Кэлы встал со своего председательского места и деловито сказал:

— У меня такое предложение: пересмотреть собачье поголовье и часть его уничтожить. Вы только подумайте, сколько мяса мы можем сэкономить! Сколько ещё дополнительно лисиц мы можем содержать! Трактор купим! Давайте не будем откладывать и начнем завтра же…

— Постой, постой, — с места поднялся Рыпэль. — Вот так и сразу?.. Конечно, предложение разумное… Но кто первый решится поднять руку на своих собак? Кто подаст пример?

— Я подам пример! — громко сказал Кэлы. — Пусть завтра же придут ко мне.

— А кто пойдет? — усомнился Рыпэль.

— Поручим от имени колхоза, — подсказал Чейвытэгин.

— Только не меня, — заявил Рыпэль. — Собака не зверь.

— Кто же тогда будет уничтожать собак? — задумался Кэлы. — Это действительно неприятная работа, и не всякий на неё пойдет…

— А пусть Амирак, — предложил Рыпэль. — Его идея. Дадим ему хорошее ружье, отведем место за лагуной, чтобы выстрелов не было слышно… Верно?
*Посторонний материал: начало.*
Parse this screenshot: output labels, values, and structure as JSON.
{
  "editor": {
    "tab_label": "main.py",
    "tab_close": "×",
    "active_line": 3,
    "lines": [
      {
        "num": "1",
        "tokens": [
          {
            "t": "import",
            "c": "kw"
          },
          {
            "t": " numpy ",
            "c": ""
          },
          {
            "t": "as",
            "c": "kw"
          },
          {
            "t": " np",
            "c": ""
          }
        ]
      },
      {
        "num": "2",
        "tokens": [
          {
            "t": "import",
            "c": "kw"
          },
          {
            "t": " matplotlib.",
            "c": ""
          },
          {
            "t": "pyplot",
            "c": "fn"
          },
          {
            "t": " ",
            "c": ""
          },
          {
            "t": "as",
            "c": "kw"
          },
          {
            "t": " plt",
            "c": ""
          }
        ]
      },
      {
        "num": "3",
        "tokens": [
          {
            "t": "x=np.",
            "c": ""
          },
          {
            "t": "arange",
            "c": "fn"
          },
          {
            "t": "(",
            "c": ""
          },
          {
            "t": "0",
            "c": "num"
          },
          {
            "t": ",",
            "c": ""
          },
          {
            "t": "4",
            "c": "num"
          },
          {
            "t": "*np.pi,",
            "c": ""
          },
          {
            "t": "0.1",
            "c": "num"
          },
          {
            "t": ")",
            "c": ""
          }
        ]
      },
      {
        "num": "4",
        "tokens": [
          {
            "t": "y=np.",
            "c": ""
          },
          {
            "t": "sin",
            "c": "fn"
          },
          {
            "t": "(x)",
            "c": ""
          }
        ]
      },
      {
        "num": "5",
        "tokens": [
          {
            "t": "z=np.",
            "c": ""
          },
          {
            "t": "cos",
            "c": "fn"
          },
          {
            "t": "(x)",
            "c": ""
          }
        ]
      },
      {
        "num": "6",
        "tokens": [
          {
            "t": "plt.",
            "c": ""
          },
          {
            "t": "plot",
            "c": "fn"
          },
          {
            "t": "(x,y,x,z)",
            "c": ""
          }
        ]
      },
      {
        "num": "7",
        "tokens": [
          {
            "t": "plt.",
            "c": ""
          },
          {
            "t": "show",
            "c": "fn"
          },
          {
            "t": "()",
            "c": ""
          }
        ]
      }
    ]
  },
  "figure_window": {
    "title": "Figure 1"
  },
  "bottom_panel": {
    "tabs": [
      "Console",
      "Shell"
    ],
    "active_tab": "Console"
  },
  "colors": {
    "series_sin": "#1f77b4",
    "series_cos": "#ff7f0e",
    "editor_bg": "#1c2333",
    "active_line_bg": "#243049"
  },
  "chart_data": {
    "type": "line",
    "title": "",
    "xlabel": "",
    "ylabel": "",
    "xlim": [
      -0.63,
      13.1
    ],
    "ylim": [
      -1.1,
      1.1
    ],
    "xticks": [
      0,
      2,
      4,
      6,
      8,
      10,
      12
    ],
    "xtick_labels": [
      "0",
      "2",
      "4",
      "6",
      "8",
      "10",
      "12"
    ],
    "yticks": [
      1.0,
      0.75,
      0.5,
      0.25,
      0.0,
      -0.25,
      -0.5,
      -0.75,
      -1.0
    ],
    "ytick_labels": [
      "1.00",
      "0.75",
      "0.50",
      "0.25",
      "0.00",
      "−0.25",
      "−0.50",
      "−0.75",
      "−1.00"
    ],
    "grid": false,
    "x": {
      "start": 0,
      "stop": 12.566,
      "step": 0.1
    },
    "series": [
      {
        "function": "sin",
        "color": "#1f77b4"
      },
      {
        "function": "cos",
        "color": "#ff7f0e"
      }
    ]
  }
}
Кэлы вопросительно посмотрел на Амирака.

Зверовод растерялся. Он не ожидал, что дело повернется так. Как можно убить собаку? Она — как член семьи. Правда, у Амирака своих собак нет. У него никогда не было своей упряжки… У брата Таю есть свои собаки — восемь штук. Это не так много, поэтому он с таким нетерпением ждет, когда ощенится сука… Если Амирак убьет хоть одну собаку, как на него будут смотреть в селении?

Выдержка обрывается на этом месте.